Tuesday, March 16, 2010

CHICKEN PAIN AND BULLSHIT FARMING

Not doing so well on the prep issue this week. But the week ain't over and things can happen. Still looking for a good place to build a couple of chicken coops. With all of this land you would figure I could build a coop most anywhere. And I can. But I want to be able to guard the coops from the vicinity of my home and that narrows it down quite a bit. But the available land is used up for a big pond! Pain and suffering. Must be God's way of punishing me for making fun of the Catholic Clergy.

But I have a couple of options up my sleeve and I will get a spot. I might not get everything I want but I will get some of it and life is a compromise a lot of times. Especially for us poor folks. The main thing is the availability of eggs and chicken meat for the good guys. Pale Rider is always telling me he is ready to do it and I will have to get the show on the road. He is just too damn big to keep putting off. IT is in the low 60's outside this afternoon and is a perfect building day but I need some dozer work before I begin the building. Good chickens have to have room to move around and eat bugs and grass and such. They also need to be accessible from the road for easy feeding and egg gathering. It makes it easier for picking up manure for compost too. I want healthy ground and It takes "feeding" the soil to get it healthy. It does not take a rocket scientist to figure this out but American farmers seem to be a little slow on the up-take in this area. They are ruining our national soil just as hard and fast as they can go in the same of "successful" farming. Too bad, I say. But farmers are the slowest learners on the planet. They will do like Daddy did for generations if it works. They ran into some trouble with that method a few decades ago. Their 17 cent a gallon farm diesel became a part of history that is probably not coming back. It might though. The cost of running a tractor went though the roof however, and something had to be done.

Something was done. Herbicides and pesticides were invented and formulated for various crops. Since America is basically full of monocropping morons, planting one crop over hundreds or thousands of acres, the poison had to get pretty strong to knock back the weeds and the bugs. Large scale monocropping really brings in the bugs that can hurt the crop. And they did this and the crops came in as promised but no one wants to do any soil testing to see what is screwed up and what ain't. They run their NPK test and buy their chemical fertilizer accordingly. The poisons go in the ground via no-till and things go right on via our industrial farming methods. After all, the balance of payments on our foreign exchange rate is at stake here. Gotta get that crop to Asia and get money coming in. Our scrap metals and our farm products are what we use to stay in the global game. You read the statistics about shipping picking up but it is bullshit. It is our food and our metals going over seas that make us look like we are exporting. But it ain't finished goods, folks. It is for foreign stockpiles. Screwed again. When our soil is depleted and worn out and full of poisons, the money boys in the food trade will move to Africa and South America while we will be left to recover from our folly.

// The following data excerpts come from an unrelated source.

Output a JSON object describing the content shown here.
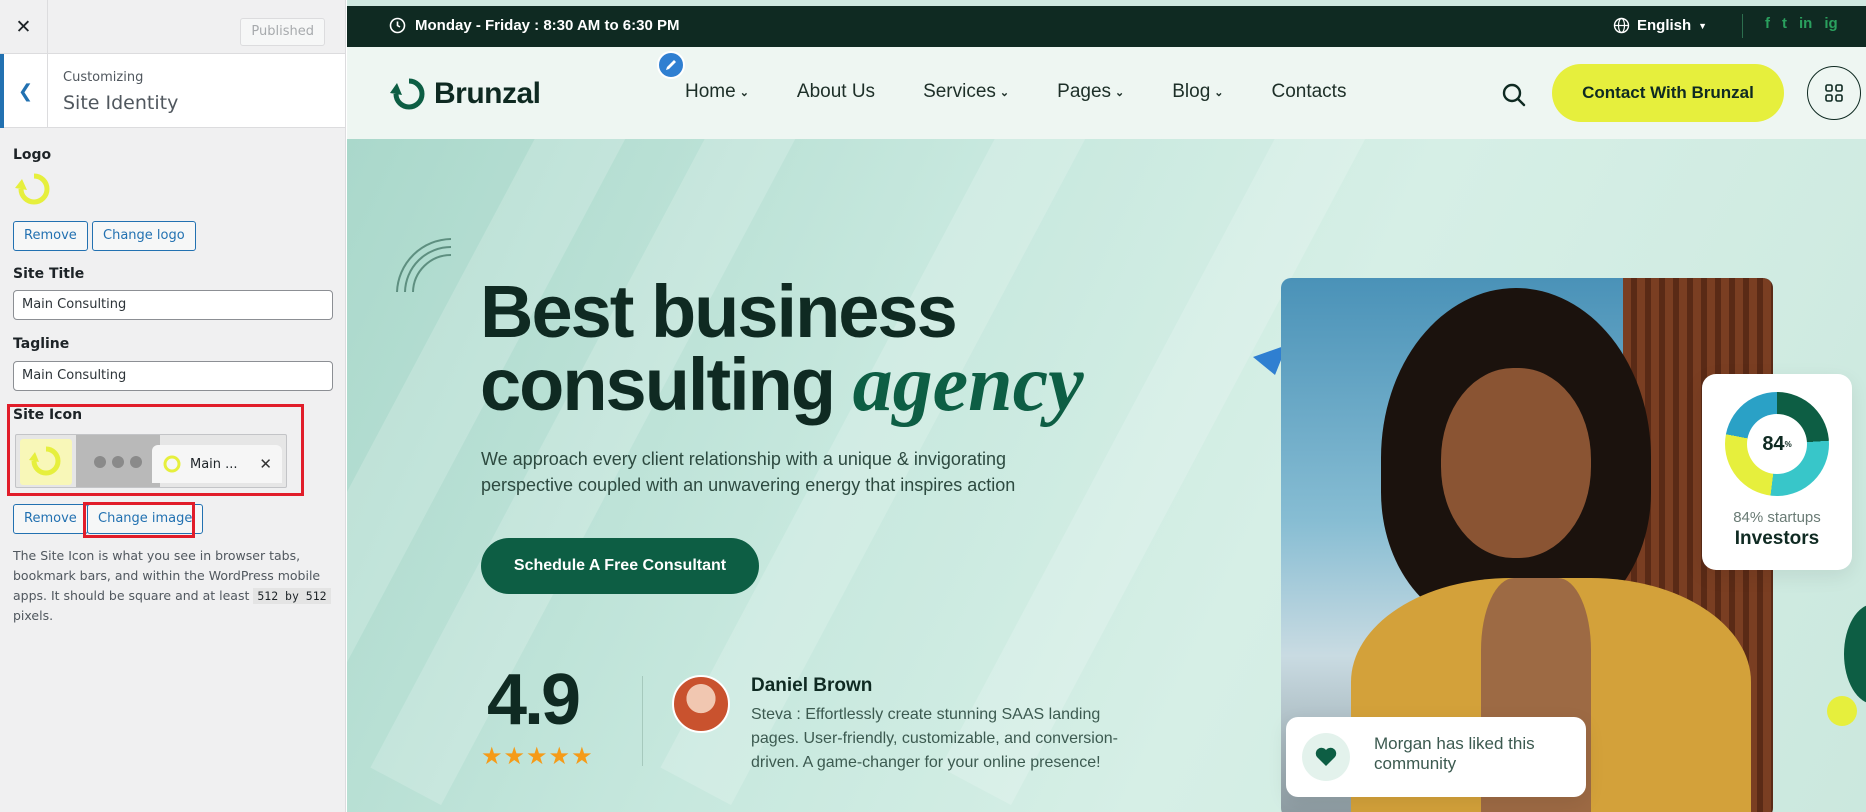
{
  "sidebar": {
    "close_icon": "close-icon",
    "published_label": "Published",
    "back_icon": "chevron-left-icon",
    "breadcrumb_small": "Customizing",
    "breadcrumb_title": "Site Identity",
    "logo_label": "Logo",
    "logo_remove": "Remove",
    "logo_change": "Change logo",
    "site_title_label": "Site Title",
    "site_title_value": "Main Consulting",
    "tagline_label": "Tagline",
    "tagline_value": "Main Consulting",
    "site_icon_label": "Site Icon",
    "site_icon_tab_text": "Main ...",
    "icon_remove": "Remove",
    "icon_change": "Change image",
    "desc_before": "The Site Icon is what you see in browser tabs, bookmark bars, and within the WordPress mobile apps. It should be square and at least",
    "desc_code": "512 by 512",
    "desc_after": "pixels.",
    "accent_color": "#2271b1",
    "highlight_color": "#e11d2a"
  },
  "topbar": {
    "hours": "Monday - Friday : 8:30 AM to 6:30 PM",
    "language": "English",
    "socials": [
      "f",
      "t",
      "in",
      "ig"
    ]
  },
  "navbar": {
    "brand": "Brunzal",
    "menu": [
      {
        "label": "Home",
        "has_dropdown": true
      },
      {
        "label": "About Us",
        "has_dropdown": false
      },
      {
        "label": "Services",
        "has_dropdown": true
      },
      {
        "label": "Pages",
        "has_dropdown": true
      },
      {
        "label": "Blog",
        "has_dropdown": true
      },
      {
        "label": "Contacts",
        "has_dropdown": false
      }
    ],
    "contact_button": "Contact With Brunzal"
  },
  "hero": {
    "title_line1": "Best business",
    "title_line2": "consulting",
    "title_accent": "agency",
    "subtitle": "We approach every client relationship with a unique & invigorating perspective coupled with an unwavering energy that inspires action",
    "cta": "Schedule A Free Consultant",
    "rating": "4.9",
    "stars": "★★★★★",
    "reviewer_name": "Daniel Brown",
    "review_text": "Steva : Effortlessly create stunning SAAS landing pages. User-friendly, customizable, and conversion-driven. A game-changer for your online presence!",
    "stat_percent": "84",
    "stat_percent_suffix": "%",
    "stat_caption": "84% startups",
    "stat_title": "Investors",
    "community_text": "Morgan has liked this community"
  },
  "colors": {
    "dark_green": "#0f2a22",
    "brand_green": "#0d5e44",
    "lime": "#e6ef3d",
    "star_orange": "#f59b18"
  }
}
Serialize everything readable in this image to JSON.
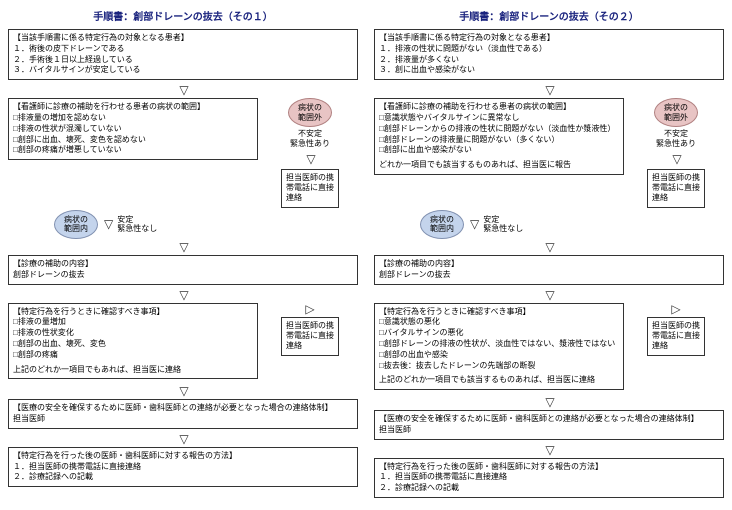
{
  "left": {
    "title": "手順書：創部ドレーンの抜去（その１）",
    "box1": {
      "hd": "【当該手順書に係る特定行為の対象となる患者】",
      "l1": "１．術後の皮下ドレーンである",
      "l2": "２．手術後１日以上経過している",
      "l3": "３．バイタルサインが安定している"
    },
    "box2": {
      "hd": "【看護師に診療の補助を行わせる患者の病状の範囲】",
      "l1": "□排液量の増加を認めない",
      "l2": "□排液の性状が混濁していない",
      "l3": "□創部に出血、壊死、変色を認めない",
      "l4": "□創部の疼痛が増悪していない"
    },
    "oval_out": "病状の\n範囲外",
    "unstable": "不安定\n緊急性あり",
    "oval_in": "病状の\n範囲内",
    "stable": "安定\n緊急性なし",
    "contact": "担当医師の携\n帯電話に直接\n連絡",
    "box3": {
      "hd": "【診療の補助の内容】",
      "l1": "創部ドレーンの抜去"
    },
    "box4": {
      "hd": "【特定行為を行うときに確認すべき事項】",
      "l1": "□排液の量増加",
      "l2": "□排液の性状変化",
      "l3": "□創部の出血、壊死、変色",
      "l4": "□創部の疼痛",
      "l5": "上記のどれか一項目でもあれば、担当医に連絡"
    },
    "contact2": "担当医師の携\n帯電話に直接\n連絡",
    "box5": {
      "hd": "【医療の安全を確保するために医師・歯科医師との連絡が必要となった場合の連絡体制】",
      "l1": "担当医師"
    },
    "box6": {
      "hd": "【特定行為を行った後の医師・歯科医師に対する報告の方法】",
      "l1": "１．担当医師の携帯電話に直接連絡",
      "l2": "２．診療記録への記載"
    }
  },
  "right": {
    "title": "手順書：創部ドレーンの抜去（その２）",
    "box1": {
      "hd": "【当該手順書に係る特定行為の対象となる患者】",
      "l1": "１．排液の性状に問題がない（淡血性である）",
      "l2": "２．排液量が多くない",
      "l3": "３．創に出血や感染がない"
    },
    "box2": {
      "hd": "【看護師に診療の補助を行わせる患者の病状の範囲】",
      "l1": "□意識状態やバイタルサインに異常なし",
      "l2": "□創部ドレーンからの排液の性状に問題がない（淡血性か漿液性）",
      "l3": "□創部ドレーンの排液量に問題がない（多くない）",
      "l4": "□創部に出血や感染がない",
      "l5": "どれか一項目でも該当するものあれば、担当医に報告"
    },
    "oval_out": "病状の\n範囲外",
    "unstable": "不安定\n緊急性あり",
    "oval_in": "病状の\n範囲内",
    "stable": "安定\n緊急性なし",
    "contact": "担当医師の携\n帯電話に直接\n連絡",
    "box3": {
      "hd": "【診療の補助の内容】",
      "l1": "創部ドレーンの抜去"
    },
    "box4": {
      "hd": "【特定行為を行うときに確認すべき事項】",
      "l1": "□意識状態の悪化",
      "l2": "□バイタルサインの悪化",
      "l3": "□創部ドレーンの排液の性状が、淡血性ではない、漿液性ではない",
      "l4": "□創部の出血や感染",
      "l5": "□抜去後：抜去したドレーンの先端部の断裂",
      "l6": "上記のどれか一項目でも該当するものあれば、担当医に連絡"
    },
    "contact2": "担当医師の携\n帯電話に直接\n連絡",
    "box5": {
      "hd": "【医療の安全を確保するために医師・歯科医師との連絡が必要となった場合の連絡体制】",
      "l1": "担当医師"
    },
    "box6": {
      "hd": "【特定行為を行った後の医師・歯科医師に対する報告の方法】",
      "l1": "１．担当医師の携帯電話に直接連絡",
      "l2": "２．診療記録への記載"
    }
  }
}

Mr. Market is not the answer to all of life's problems. It might be the answer if everyone has money running out of the pockets but that ain't happening these days. As they say, money talks and bullshit walks, and we will have put our money into growing our own gardens to feed ourselves and let this industrial farming do the walk. I ain't going anywhere. Stay alive.



Michael



mboone@rtccom.net

2 comments:

Cliff said...

Morning Michael,
Good luck on the chicken coops. I grew up in the 50's and every other house had a chicken yard and there was always plenty of fresh meat and eggs for the asking. But, our county and a bunch of the adjoining counties have enacted legislation that says you can't keep chickens anymore. The whole issue went to court with folks saying the chickens were pets but that didn't fly. Something about public nuisance with roosters crowing and the smell and stuff. Nanny gov at their best.
I had written a while back about the big tomato and corn shortage from the bad weather. Tomatoes are coming in from Mexico but are running over $1.59 a pound (wrecks my plans for a BLT for lunch) and my wife picked up a pack of 4 ears of white corn (no yellow corn in the store) and that was $3.99 (almost a buccaneer to quote an infamous Playboy joke from the 60's as the defined buccaneer as a heck of an expensive price to pay for corn).
No other good news from this part of Georgia. We continue to get rain and the ground continues to be saturated.
Good luck with the coops.
Take care,
Cliff

HermitJim said...

Nothing like having a lot of fresh eggs around for cooking and baking!

If I was back in the country, I'd have me some chickens!